A dog's overall health can significantly impact the shedding process. Stress can trigger excessive shedding, so it's crucial to identify and address the root cause of stressors in your dog's life. Various medical conditions, such as fungal infections, parasites, and sunburn, can also lead to increased hair loss in dogs. Hormonal imbalances, often related to thyroid issues, may result in skin inflammation, making the hair brittle and prone to shedding. Furthermore, skin allergies can cause itching and lead to excessive hair loss. 

dog with allergy

There are certain medical conditions which can also cause excess shedding such as fungal infections, parasites, or sunburn. If your dog is suffering from hormonal issues as a result of a thyroid imbalance then it can cause skin inflammations.

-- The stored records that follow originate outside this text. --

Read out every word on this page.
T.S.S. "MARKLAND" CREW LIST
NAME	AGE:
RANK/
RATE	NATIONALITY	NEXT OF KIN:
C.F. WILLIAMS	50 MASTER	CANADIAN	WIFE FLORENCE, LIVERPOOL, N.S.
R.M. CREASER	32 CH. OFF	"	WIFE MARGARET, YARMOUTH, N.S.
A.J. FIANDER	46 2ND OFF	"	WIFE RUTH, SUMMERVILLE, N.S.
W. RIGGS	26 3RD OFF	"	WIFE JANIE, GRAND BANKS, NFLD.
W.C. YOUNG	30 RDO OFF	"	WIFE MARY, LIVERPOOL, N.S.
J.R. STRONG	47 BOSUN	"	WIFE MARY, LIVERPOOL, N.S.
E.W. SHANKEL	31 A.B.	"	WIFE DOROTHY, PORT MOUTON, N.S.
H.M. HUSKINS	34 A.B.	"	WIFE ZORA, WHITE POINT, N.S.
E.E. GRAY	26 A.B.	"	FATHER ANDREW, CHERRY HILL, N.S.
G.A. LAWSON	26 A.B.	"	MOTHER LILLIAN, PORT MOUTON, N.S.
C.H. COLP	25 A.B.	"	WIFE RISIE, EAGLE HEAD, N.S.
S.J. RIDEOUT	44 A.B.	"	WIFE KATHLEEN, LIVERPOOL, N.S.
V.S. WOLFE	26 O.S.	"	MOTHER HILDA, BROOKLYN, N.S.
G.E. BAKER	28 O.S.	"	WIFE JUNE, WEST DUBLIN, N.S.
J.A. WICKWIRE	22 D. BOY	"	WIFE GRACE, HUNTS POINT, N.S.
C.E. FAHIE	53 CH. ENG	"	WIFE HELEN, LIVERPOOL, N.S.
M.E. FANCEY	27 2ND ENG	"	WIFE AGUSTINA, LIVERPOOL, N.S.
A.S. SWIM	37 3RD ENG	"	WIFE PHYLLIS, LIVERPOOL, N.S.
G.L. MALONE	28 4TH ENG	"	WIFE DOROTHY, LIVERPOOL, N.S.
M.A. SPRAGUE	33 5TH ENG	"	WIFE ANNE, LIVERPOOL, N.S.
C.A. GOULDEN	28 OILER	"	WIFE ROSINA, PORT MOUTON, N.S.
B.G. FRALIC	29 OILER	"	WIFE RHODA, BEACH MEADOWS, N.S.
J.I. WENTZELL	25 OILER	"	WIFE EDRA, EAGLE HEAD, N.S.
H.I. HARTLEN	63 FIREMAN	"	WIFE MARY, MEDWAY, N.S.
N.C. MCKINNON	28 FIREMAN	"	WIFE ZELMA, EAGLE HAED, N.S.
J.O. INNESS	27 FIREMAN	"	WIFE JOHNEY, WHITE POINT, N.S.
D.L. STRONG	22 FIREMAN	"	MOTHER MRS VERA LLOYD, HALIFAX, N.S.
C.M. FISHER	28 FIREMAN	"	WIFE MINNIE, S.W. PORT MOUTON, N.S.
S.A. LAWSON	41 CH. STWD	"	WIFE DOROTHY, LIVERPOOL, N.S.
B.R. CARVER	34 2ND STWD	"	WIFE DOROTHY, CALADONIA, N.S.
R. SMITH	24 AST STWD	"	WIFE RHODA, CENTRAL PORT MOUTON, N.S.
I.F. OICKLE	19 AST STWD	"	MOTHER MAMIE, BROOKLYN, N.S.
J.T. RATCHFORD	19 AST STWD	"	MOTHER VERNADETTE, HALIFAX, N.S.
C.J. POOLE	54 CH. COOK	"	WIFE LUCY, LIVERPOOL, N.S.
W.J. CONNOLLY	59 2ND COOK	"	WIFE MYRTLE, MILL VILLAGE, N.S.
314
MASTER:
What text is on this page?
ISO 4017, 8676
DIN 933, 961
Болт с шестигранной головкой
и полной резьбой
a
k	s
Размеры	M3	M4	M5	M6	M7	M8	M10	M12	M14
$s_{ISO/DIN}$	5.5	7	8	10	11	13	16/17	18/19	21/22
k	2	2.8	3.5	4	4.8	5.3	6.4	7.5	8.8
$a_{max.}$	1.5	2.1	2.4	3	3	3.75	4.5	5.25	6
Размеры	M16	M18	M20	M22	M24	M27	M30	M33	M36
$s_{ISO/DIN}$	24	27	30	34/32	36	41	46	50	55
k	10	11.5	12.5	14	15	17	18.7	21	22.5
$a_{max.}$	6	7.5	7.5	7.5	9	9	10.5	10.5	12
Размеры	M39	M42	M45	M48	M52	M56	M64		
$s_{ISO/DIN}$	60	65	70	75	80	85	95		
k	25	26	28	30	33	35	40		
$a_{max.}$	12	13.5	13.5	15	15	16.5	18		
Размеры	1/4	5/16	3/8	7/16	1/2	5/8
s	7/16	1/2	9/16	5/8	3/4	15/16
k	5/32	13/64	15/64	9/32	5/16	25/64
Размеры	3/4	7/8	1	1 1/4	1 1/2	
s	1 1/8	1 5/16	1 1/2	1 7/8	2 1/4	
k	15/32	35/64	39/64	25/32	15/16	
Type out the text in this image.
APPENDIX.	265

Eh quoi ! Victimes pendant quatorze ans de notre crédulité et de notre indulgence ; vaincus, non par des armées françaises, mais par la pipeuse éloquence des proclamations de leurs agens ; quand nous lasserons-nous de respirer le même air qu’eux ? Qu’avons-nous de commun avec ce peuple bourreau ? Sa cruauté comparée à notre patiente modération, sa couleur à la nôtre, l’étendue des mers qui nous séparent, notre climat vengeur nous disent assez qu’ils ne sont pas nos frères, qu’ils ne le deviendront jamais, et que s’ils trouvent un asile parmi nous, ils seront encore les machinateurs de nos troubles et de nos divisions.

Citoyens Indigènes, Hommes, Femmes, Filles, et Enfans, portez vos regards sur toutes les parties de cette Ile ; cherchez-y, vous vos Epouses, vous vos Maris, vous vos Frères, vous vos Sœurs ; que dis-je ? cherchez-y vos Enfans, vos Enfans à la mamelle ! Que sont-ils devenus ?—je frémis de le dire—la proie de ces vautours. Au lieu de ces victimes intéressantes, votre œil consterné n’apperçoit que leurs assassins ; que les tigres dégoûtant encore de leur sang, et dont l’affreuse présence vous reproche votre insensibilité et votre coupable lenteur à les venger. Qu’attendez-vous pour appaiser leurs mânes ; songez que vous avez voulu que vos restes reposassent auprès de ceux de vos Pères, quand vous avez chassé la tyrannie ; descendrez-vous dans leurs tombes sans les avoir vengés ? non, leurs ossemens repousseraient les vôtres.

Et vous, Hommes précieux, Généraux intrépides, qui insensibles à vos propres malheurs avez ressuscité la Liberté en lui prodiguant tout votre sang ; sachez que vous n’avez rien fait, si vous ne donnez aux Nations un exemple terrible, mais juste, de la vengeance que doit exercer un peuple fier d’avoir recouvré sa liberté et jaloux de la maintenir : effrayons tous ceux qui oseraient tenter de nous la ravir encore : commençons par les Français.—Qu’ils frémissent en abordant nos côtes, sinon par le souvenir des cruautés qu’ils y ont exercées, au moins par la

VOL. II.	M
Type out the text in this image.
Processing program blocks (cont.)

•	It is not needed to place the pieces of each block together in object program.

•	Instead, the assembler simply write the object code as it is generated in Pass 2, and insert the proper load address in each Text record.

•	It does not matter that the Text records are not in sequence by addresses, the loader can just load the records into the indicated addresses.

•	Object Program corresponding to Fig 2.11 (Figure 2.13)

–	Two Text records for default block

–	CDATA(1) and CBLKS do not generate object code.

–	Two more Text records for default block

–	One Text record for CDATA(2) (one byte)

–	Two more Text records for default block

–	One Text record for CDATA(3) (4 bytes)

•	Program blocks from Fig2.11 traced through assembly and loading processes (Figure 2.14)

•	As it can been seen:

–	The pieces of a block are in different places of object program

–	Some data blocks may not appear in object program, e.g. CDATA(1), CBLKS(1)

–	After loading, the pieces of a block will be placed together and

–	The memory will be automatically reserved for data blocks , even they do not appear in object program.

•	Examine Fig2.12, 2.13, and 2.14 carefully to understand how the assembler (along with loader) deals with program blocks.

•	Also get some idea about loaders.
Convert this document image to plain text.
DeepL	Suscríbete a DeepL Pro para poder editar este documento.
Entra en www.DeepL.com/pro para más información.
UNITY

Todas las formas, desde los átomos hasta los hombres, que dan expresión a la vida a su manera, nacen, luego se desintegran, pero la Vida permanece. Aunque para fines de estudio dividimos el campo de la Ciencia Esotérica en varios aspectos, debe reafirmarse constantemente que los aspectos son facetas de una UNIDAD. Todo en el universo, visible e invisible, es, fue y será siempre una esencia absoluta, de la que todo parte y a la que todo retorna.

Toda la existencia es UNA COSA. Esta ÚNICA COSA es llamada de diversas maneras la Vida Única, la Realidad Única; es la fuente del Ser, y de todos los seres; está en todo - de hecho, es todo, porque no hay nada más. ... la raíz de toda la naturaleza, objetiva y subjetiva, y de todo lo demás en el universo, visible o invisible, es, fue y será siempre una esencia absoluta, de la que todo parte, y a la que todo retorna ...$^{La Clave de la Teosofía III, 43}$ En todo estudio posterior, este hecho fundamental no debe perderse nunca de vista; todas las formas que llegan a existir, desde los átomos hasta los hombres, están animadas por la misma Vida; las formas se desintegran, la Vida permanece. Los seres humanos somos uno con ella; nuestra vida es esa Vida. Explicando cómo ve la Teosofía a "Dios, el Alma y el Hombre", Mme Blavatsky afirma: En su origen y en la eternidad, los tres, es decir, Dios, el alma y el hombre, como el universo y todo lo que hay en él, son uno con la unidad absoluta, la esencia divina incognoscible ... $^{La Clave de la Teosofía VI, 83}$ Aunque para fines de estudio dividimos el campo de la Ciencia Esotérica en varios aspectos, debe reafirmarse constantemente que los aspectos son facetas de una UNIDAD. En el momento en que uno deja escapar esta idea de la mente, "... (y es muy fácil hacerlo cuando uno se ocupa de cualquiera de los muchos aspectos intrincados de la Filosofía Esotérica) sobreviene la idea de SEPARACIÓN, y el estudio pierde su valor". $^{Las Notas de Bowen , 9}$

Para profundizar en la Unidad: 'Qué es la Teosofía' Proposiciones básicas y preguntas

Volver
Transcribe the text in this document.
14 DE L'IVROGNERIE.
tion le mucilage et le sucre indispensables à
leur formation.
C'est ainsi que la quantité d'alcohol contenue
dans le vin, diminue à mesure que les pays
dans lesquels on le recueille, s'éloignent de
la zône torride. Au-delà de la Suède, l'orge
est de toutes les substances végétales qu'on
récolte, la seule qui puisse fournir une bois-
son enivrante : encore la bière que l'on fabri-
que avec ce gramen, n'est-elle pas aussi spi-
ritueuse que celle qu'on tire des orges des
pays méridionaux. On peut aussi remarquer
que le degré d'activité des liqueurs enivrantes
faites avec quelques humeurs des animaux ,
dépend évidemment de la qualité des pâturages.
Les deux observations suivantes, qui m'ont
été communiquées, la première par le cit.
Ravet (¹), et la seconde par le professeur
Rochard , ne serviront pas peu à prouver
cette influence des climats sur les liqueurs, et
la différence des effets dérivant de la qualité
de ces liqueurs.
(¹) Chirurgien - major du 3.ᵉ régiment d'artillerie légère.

These inflammations will make the hair brittle and lead to excessive hair loss.Skin allergies will also cause excessive hair loss for your dog as these allergies lead to itchy skin and when your dog keeps scratching then it causes more hair to fall.

The Role of Diet in Shedding

An inadequate diet can contribute to excessive shedding in dogs. Poor nutrition can lead to skin issues and weaken the hair follicles, causing hair loss. Ensuring your dog receives proper nutrition is essential to maintaining a healthy coat. Consultation with a veterinarian can provide guidance on the right dietary choices for your furry companion.

 feeding your dog

 Understanding the intricacies of canine shedding is the first step in managing this natural process. Shedding, influenced by breed, season, health, and diet, is a fundamental aspect of a dog's life. By familiarizing ourselves with our dog's shedding patterns and taking appropriate measures, such as regular grooming, we can minimize the impact of shedding in our homes. Remember, shedding is a testament to your dog's health and vitality, and with the right care, it can become a manageable and even endearing aspect of the pet-owner relationship.

Thanks for reading. I hope this article has helped you understand why your dog sheds its fur. Once you get familiar with your dog's shedding pattern, you can keep it in control to a certain extent by regularly brushing their fur.